Links der Woche: Richtig twittern in der Krise, Breaking-News, Crowdsourcing-Trolle, Aufbruch
0Gerade ist eine Woche zu Ende gegangen, die uns wieder mal vor Augen geführt hat, wie wichtig journalistischer Sachverstand und journalistische Ethik in Zeiten von Bürgerjournalismus, Twitter und Facebook sind. Denn die Hexenjagd auf Unschuldige, die während der Fahndung nach den mutmaßlichen Bombern von Boston in den sozialen Medien stattgefunden hat, sollte nicht nur mich entsetzt haben. Und ja, auch so manches neue und alte Medium hat sich dabei keineswegs mit Ruhm bekleckert.
Für mich ist erneut klar geworden: Die neue, soziale Medienwelt braucht erfahrene Kurateure, die die Relevanz von Quellen erkennen können, die wissen, was Persönlichkeitsrechte sind und nicht sofort jede Mutmaßung hinaus twittern. Kurateure, die die Mechanismen der neuen und alten Medien im Detail kennen und die Flut der Informationen kanalisieren und filtern können. Nennen wir diese Kurateure einfach mal Journalisten.
Und jetzt zu den Links der Woche, in denen sich auch die Ereignisse von Boston widerspiegeln:
Thou Shalt Not Stoop to Political Point-Scoring – A journalist’s guide to tweeting during a crisis.
Jeder Journalist kann und sollte twittern. Gerade während einer aktuellen Krise wie jetzt in Boston, ist Twitter nicht nur das schnellste Medium, um die eigenen News nach draußen zu bringen, sondern auch ideal, um sich aus erster Hand zu informieren. Wie man als Journalist richtig twittert, das hat Jeremy Stahl auf slate.com sehr schön zusammen gefasst. Sein wichtigster Tipp: Verlasse Dich nicht auf irgendwelches Hörensagen über Twitter, nutze offizielle Twitter-Accounts wie in diesem Fall z.B. das Boston Police Department, als verlässliche Basis. Danach müsse man die verlässlichen Quellen vor Ort heraus filtern, etwa die lokale Zeitung, deren Reporter vor Ort seien – und auch oft gut mit den Behörden vernetzt sind. Man selbst solle wenig spekulieren und einen seriösen Ton wahren und sich keinesfalls dazu verlocken lassen, der erste zu sein, der eine Story verbreitet und sich dabei die Finger zu verbrennen. Ich finde, der Text ist ein Must-Read für jeden Journalisten, der sich mit der Thematik „Twitter-Reporting“ beschäftigt.

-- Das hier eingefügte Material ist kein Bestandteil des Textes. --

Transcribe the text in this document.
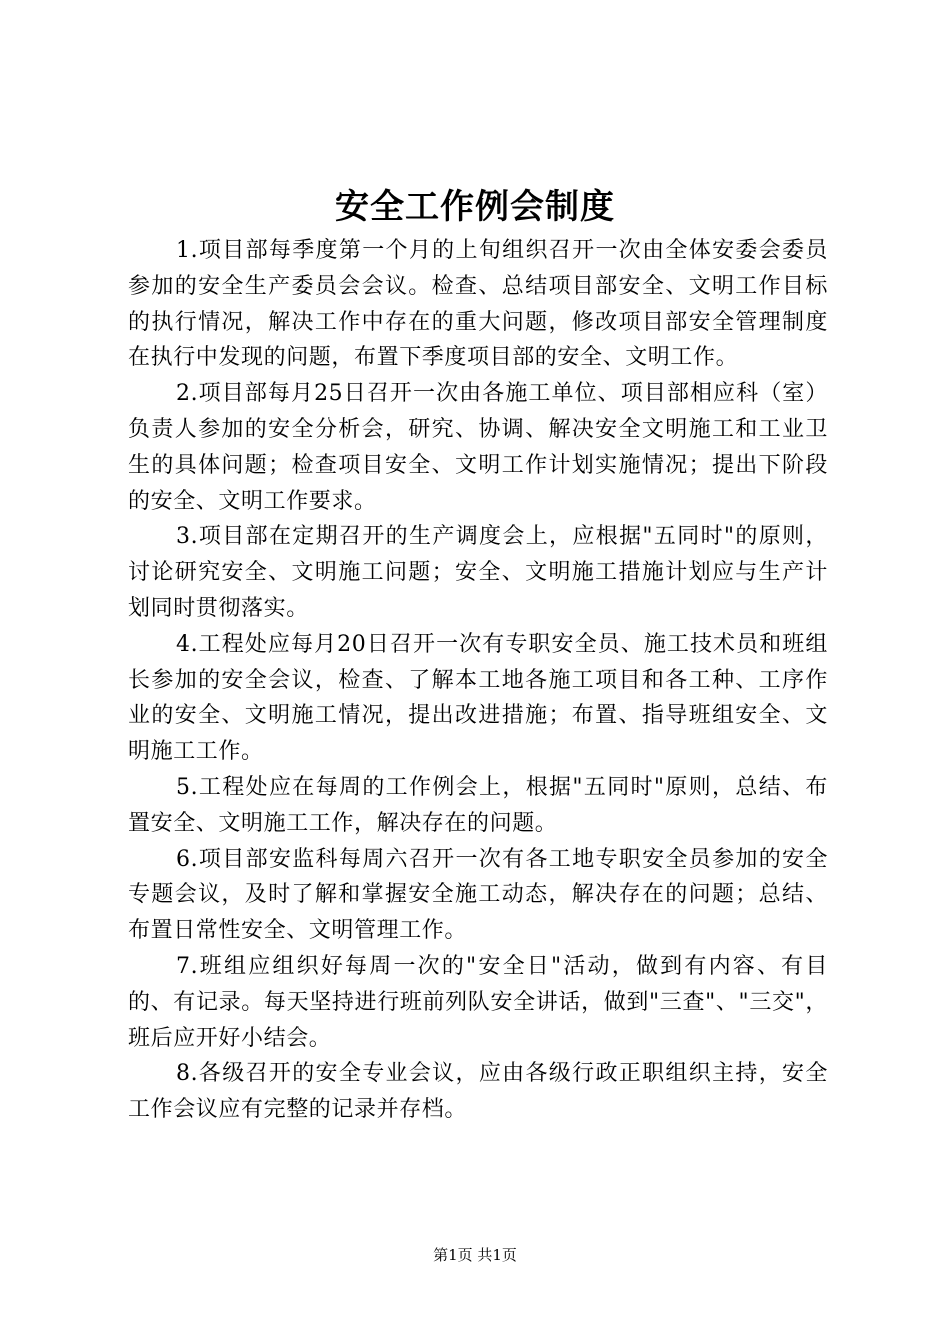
安全工作例会制度

1.项目部每季度第一个月的上旬组织召开一次由全体安委会委员参加的安全生产委员会会议。检查、总结项目部安全、文明工作目标的执行情况，解决工作中存在的重大问题，修改项目部安全管理制度在执行中发现的问题，布置下季度项目部的安全、文明工作。

2.项目部每月25日召开一次由各施工单位、项目部相应科（室）负责人参加的安全分析会，研究、协调、解决安全文明施工和工业卫生的具体问题；检查项目安全、文明工作计划实施情况；提出下阶段的安全、文明工作要求。

3.项目部在定期召开的生产调度会上，应根据"五同时"的原则，讨论研究安全、文明施工问题；安全、文明施工措施计划应与生产计划同时贯彻落实。

4.工程处应每月20日召开一次有专职安全员、施工技术员和班组长参加的安全会议，检查、了解本工地各施工项目和各工种、工序作业的安全、文明施工情况，提出改进措施；布置、指导班组安全、文明施工工作。

5.工程处应在每周的工作例会上，根据"五同时"原则，总结、布置安全、文明施工工作，解决存在的问题。

6.项目部安监科每周六召开一次有各工地专职安全员参加的安全专题会议，及时了解和掌握安全施工动态，解决存在的问题；总结、布置日常性安全、文明管理工作。

7.班组应组织好每周一次的"安全日"活动，做到有内容、有目的、有记录。每天坚持进行班前列队安全讲话，做到"三查"、"三交"，班后应开好小结会。

8.各级召开的安全专业会议，应由各级行政正职组织主持，安全工作会议应有完整的记录并存档。

第1页 共1页
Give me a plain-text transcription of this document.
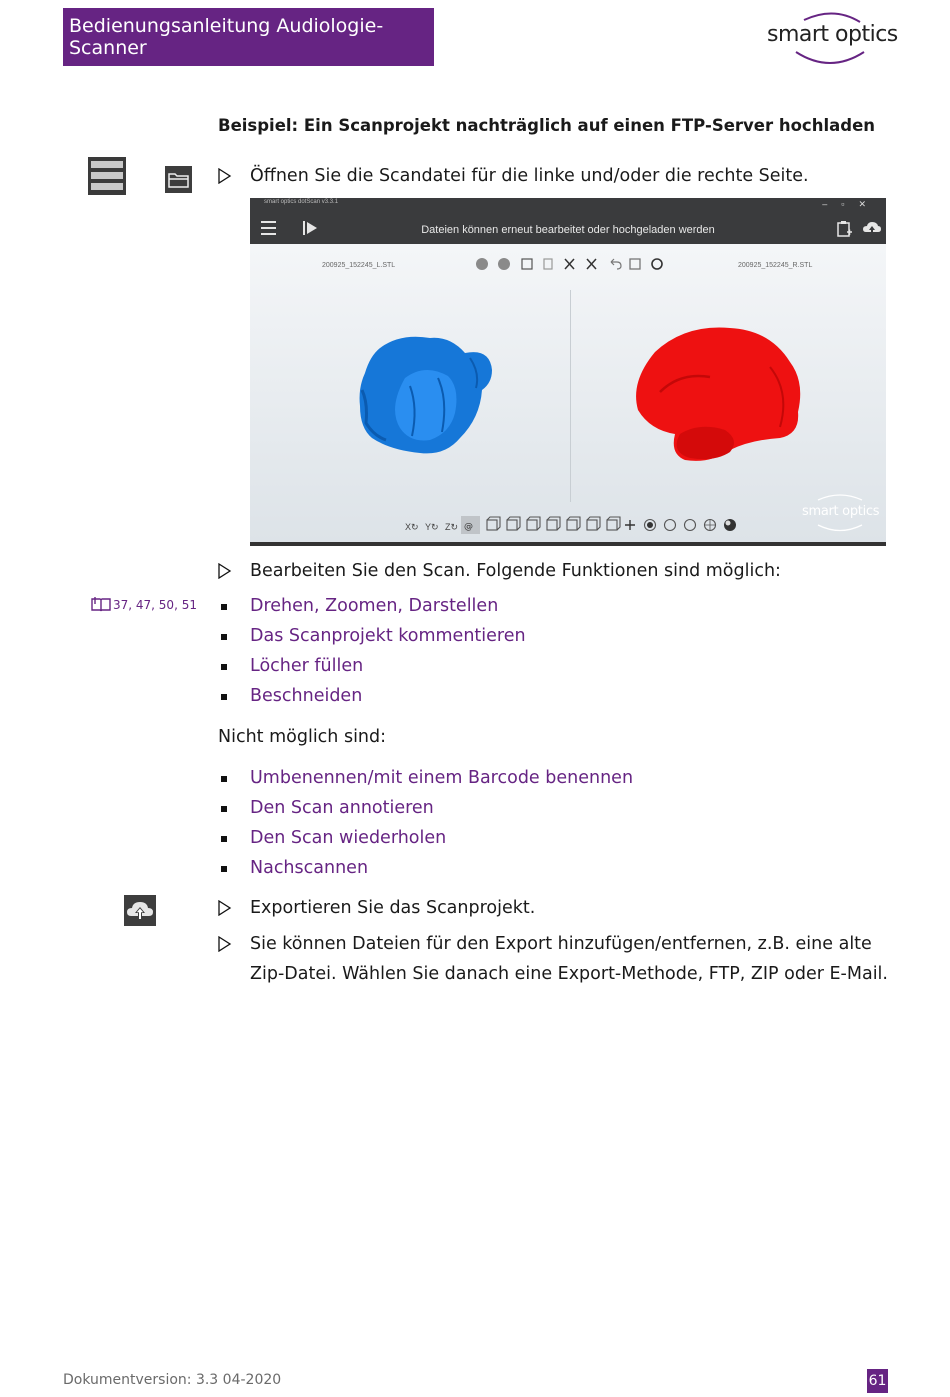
Bedienungsanleitung Audiologie-Scanner
smart optics
Beispiel: Ein Scanprojekt nachträglich auf einen FTP-Server hochladen
Öffnen Sie die Scandatei für die linke und/oder die rechte Seite.
smart optics dotScan v3.3.1	–▫✕
Dateien können erneut bearbeitet oder hochgeladen werden
200925_152245_L.STL	200925_152245_R.STL
X↻ Y↻ Z↻ @
smart optics
Bearbeiten Sie den Scan. Folgende Funktionen sind möglich:
37, 47, 50, 51	Drehen, Zoomen, Darstellen
Das Scanprojekt kommentieren
Löcher füllen
Beschneiden
Nicht möglich sind:
Umbenennen/mit einem Barcode benennen
Den Scan annotieren
Den Scan wiederholen
Nachscannen
Exportieren Sie das Scanprojekt.
Sie können Dateien für den Export hinzufügen/entfernen, z.B. eine alte
Zip-Datei. Wählen Sie danach eine Export-Methode, FTP, ZIP oder E-Mail.
Dokumentversion: 3.3 04-2020	61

Claus Kleber: Das können Sie alles bloggen!
Richard Gutjahr hat Claus Kleber interviewt – und der Anchor des „heute journals“ hat viele schlaue und interessante Sachen gesagt. Der wichtigste Satz ist eine alte Journalistenweisheit, die man sich gerade angesichts der Ereignisse in Boston immer wieder ins Gedächtnis rufen sollte: „Be first. But first be right.“ Natürlich sollte es der Anspruch eines jeden News-Journalisten sein, der erste mit einer „Breaking News“ zu sein – man sollte aber auch sicherstellen, dass sie stimmt…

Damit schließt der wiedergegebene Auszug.